The CITE architecture project defines an abstract model for citable texts (the OHCO2 model). Thanks to this abstraction, in my work with the HC MID club and Homer Multitext project, I routinely generate multiple representations of texts from a single source, secure in the knowledge that they preserve all the OHCO2 properties of the original.
(Typically, I start from XML editions as sources for generating tabular and directed graph representations using the quick and dirty cite
library.) Since CTS URNs provide a notation for citing passages of text in the OHCO2 model, they can define keys in a relational model, nodes in a graph, or identifers to retrieve content (e.g., using the Canonical Text Service protocol, or in some kind of CTS URN-aware linked data service).

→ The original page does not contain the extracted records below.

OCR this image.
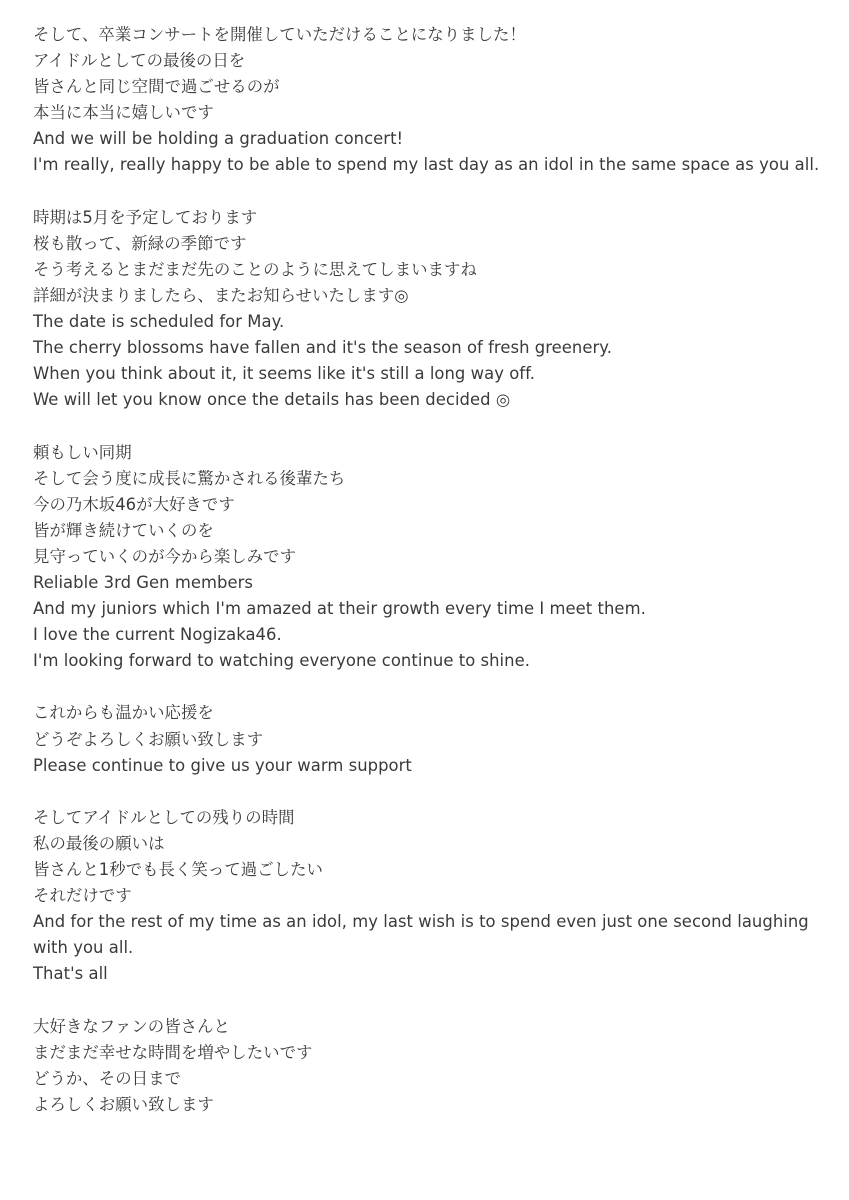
そして、卒業コンサートを開催していただけることになりました！
アイドルとしての最後の日を
皆さんと同じ空間で過ごせるのが
本当に本当に嬉しいです
And we will be holding a graduation concert!
I'm really, really happy to be able to spend my last day as an idol in the same space as you all.
時期は5月を予定しております
桜も散って、新緑の季節です
そう考えるとまだまだ先のことのように思えてしまいますね
詳細が決まりましたら、またお知らせいたします◎
The date is scheduled for May.
The cherry blossoms have fallen and it's the season of fresh greenery.
When you think about it, it seems like it's still a long way off.
We will let you know once the details has been decided ◎
頼もしい同期
そして会う度に成長に驚かされる後輩たち
今の乃木坂46が大好きです
皆が輝き続けていくのを
見守っていくのが今から楽しみです
Reliable 3rd Gen members
And my juniors which I'm amazed at their growth every time I meet them.
I love the current Nogizaka46.
I'm looking forward to watching everyone continue to shine.
これからも温かい応援を
どうぞよろしくお願い致します
Please continue to give us your warm support
そしてアイドルとしての残りの時間
私の最後の願いは
皆さんと1秒でも長く笑って過ごしたい
それだけです
And for the rest of my time as an idol, my last wish is to spend even just one second laughing
with you all.
That's all
大好きなファンの皆さんと
まだまだ幸せな時間を増やしたいです
どうか、その日まで
よろしくお願い致します
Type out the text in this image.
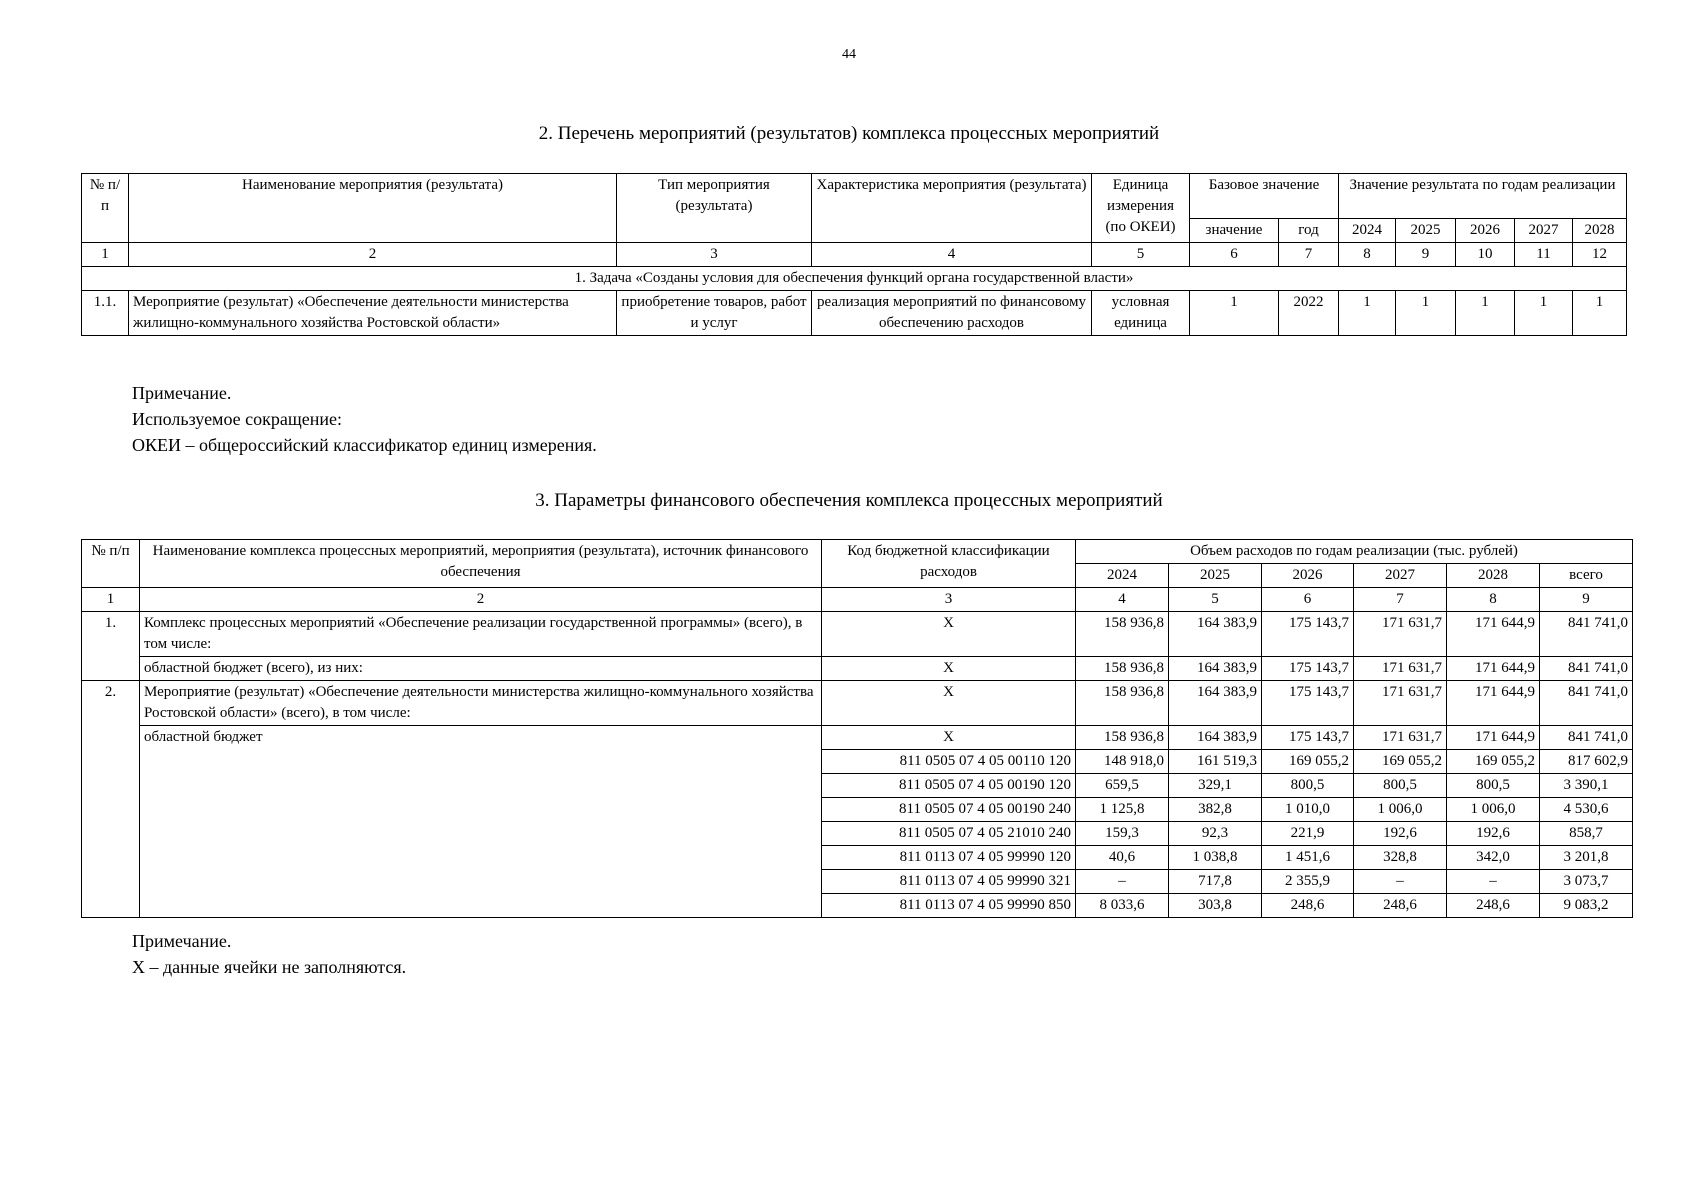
44
2. Перечень мероприятий (результатов) комплекса процессных мероприятий
№ п/п	Наименование мероприятия (результата)	Тип мероприятия (результата)	Характеристика мероприятия (результата)	Единица измерения (по ОКЕИ)	Базовое значение		Значение результата по годам реализации				
					значение	год	2024	2025	2026	2027	2028
1	2	3	4	5	6	7	8	9	10	11	12
1. Задача «Созданы условия для обеспечения функций органа государственной власти»											
1.1.	Мероприятие (результат) «Обеспечение деятельности министерства жилищно-коммунального хозяйства Ростовской области»	приобретение товаров, работ и услуг	реализация мероприятий по финансовому обеспечению расходов	условная единица	1	2022	1	1	1	1	1
Примечание.
Используемое сокращение:
ОКЕИ – общероссийский классификатор единиц измерения.
3. Параметры финансового обеспечения комплекса процессных мероприятий
№ п/п	Наименование комплекса процессных мероприятий, мероприятия (результата), источник финансового обеспечения	Код бюджетной классификации расходов	Объем расходов по годам реализации (тыс. рублей)					
			2024	2025	2026	2027	2028	всего
1	2	3	4	5	6	7	8	9
1.	Комплекс процессных мероприятий «Обеспечение реализации государственной программы» (всего), в том числе:	Х	158 936,8	164 383,9	175 143,7	171 631,7	171 644,9	841 741,0
	областной бюджет (всего), из них:	Х	158 936,8	164 383,9	175 143,7	171 631,7	171 644,9	841 741,0
2.	Мероприятие (результат) «Обеспечение деятельности министерства жилищно-коммунального хозяйства Ростовской области» (всего), в том числе:	Х	158 936,8	164 383,9	175 143,7	171 631,7	171 644,9	841 741,0
	областной бюджет	Х	158 936,8	164 383,9	175 143,7	171 631,7	171 644,9	841 741,0
		811 0505 07 4 05 00110 120	148 918,0	161 519,3	169 055,2	169 055,2	169 055,2	817 602,9
		811 0505 07 4 05 00190 120	659,5	329,1	800,5	800,5	800,5	3 390,1
		811 0505 07 4 05 00190 240	1 125,8	382,8	1 010,0	1 006,0	1 006,0	4 530,6
		811 0505 07 4 05 21010 240	159,3	92,3	221,9	192,6	192,6	858,7
		811 0113 07 4 05 99990 120	40,6	1 038,8	1 451,6	328,8	342,0	3 201,8
		811 0113 07 4 05 99990 321	–	717,8	2 355,9	–	–	3 073,7
		811 0113 07 4 05 99990 850	8 033,6	303,8	248,6	248,6	248,6	9 083,2
Примечание.
Х – данные ячейки не заполняются.
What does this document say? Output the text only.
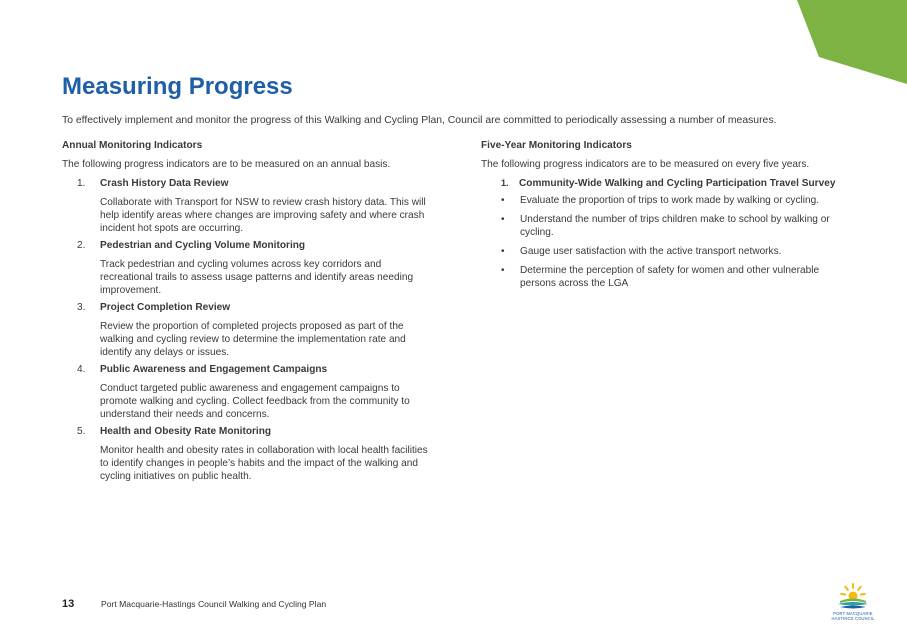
Measuring Progress
To effectively implement and monitor the progress of this Walking and Cycling Plan, Council are committed to periodically assessing a number of measures.
Annual Monitoring Indicators
The following progress indicators are to be measured on an annual basis.
1. Crash History Data Review
Collaborate with Transport for NSW to review crash history data. This will help identify areas where changes are improving safety and where crash incident hot spots are occurring.
2. Pedestrian and Cycling Volume Monitoring
Track pedestrian and cycling volumes across key corridors and recreational trails to assess usage patterns and identify areas needing improvement.
3. Project Completion Review
Review the proportion of completed projects proposed as part of the walking and cycling review to determine the implementation rate and identify any delays or issues.
4. Public Awareness and Engagement Campaigns
Conduct targeted public awareness and engagement campaigns to promote walking and cycling. Collect feedback from the community to understand their needs and concerns.
5. Health and Obesity Rate Monitoring
Monitor health and obesity rates in collaboration with local health facilities to identify changes in people’s habits and the impact of the walking and cycling initiatives on public health.
Five-Year Monitoring Indicators
The following progress indicators are to be measured on every five years.
1. Community-Wide Walking and Cycling Participation Travel Survey
• Evaluate the proportion of trips to work made by walking or cycling.
• Understand the number of trips children make to school by walking or cycling.
• Gauge user satisfaction with the active transport networks.
• Determine the perception of safety for women and other vulnerable persons across the LGA
13	Port Macquarie-Hastings Council Walking and Cycling Plan
PORT MACQUARIE
HASTINGS COUNCIL
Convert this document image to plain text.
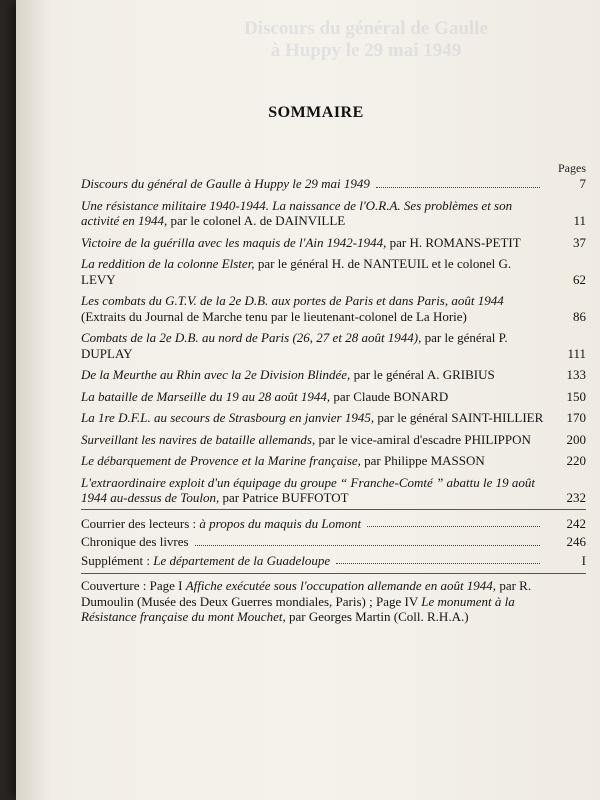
Discours du général de Gaulle
à Huppy le 29 mai 1949
SOMMAIRE
Pages
Discours du général de Gaulle à Huppy le 29 mai 1949	7
Une résistance militaire 1940-1944. La naissance de l'O.R.A. Ses problèmes et son activité en 1944, par le colonel A. de DAINVILLE	11
Victoire de la guérilla avec les maquis de l'Ain 1942-1944, par H. ROMANS-PETIT	37
La reddition de la colonne Elster, par le général H. de NANTEUIL et le colonel G. LEVY	62
Les combats du G.T.V. de la 2e D.B. aux portes de Paris et dans Paris, août 1944 (Extraits du Journal de Marche tenu par le lieutenant-colonel de La Horie)	86
Combats de la 2e D.B. au nord de Paris (26, 27 et 28 août 1944), par le général P. DUPLAY	111
De la Meurthe au Rhin avec la 2e Division Blindée, par le général A. GRIBIUS	133
La bataille de Marseille du 19 au 28 août 1944, par Claude BONARD	150
La 1re D.F.L. au secours de Strasbourg en janvier 1945, par le général SAINT-HILLIER	170
Surveillant les navires de bataille allemands, par le vice-amiral d'escadre PHILIPPON	200
Le débarquement de Provence et la Marine française, par Philippe MASSON	220
L'extraordinaire exploit d'un équipage du groupe “ Franche-Comté ” abattu le 19 août 1944 au-dessus de Toulon, par Patrice BUFFOTOT	232
Courrier des lecteurs : à propos du maquis du Lomont	242
Chronique des livres	246
Supplément : Le département de la Guadeloupe	I
Couverture : Page I Affiche exécutée sous l'occupation allemande en août 1944, par R. Dumoulin (Musée des Deux Guerres mondiales, Paris) ; Page IV Le monument à la Résistance française du mont Mouchet, par Georges Martin (Coll. R.H.A.)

It’s comforting to realize that the tables and directed graphs I already work with could be imported into various data sources supported by Spark. I’ve previously written CTS implementations relying on both SQL and SPARQL data sources. With Spark, the same environment that provides SQL querying could also be used for graph queries and machine learning. Isn’t the prospect of running a PageRank measurement on a network of Iliadic passages and scholia to the Iliad irresitible? Well, maybe that’s just my personal predilection, but how easily could you address your favorite text analysis problem in Spark? And with support for R and python APIs, in addition to the native JVM APIs, many digital humanists may already have preferred code libraries they could continue to use.
In the past, I’ve used XML, relational and directed graph representations of citable texts in distinct environments depending on how I needed to manipulate the texts. With Spark’s abstraction of the Resilient Distributed Dataset (RDD), we could apply any of these conceptual to a corpus of canonically citable texts within the infrastructure provided by Spark alone.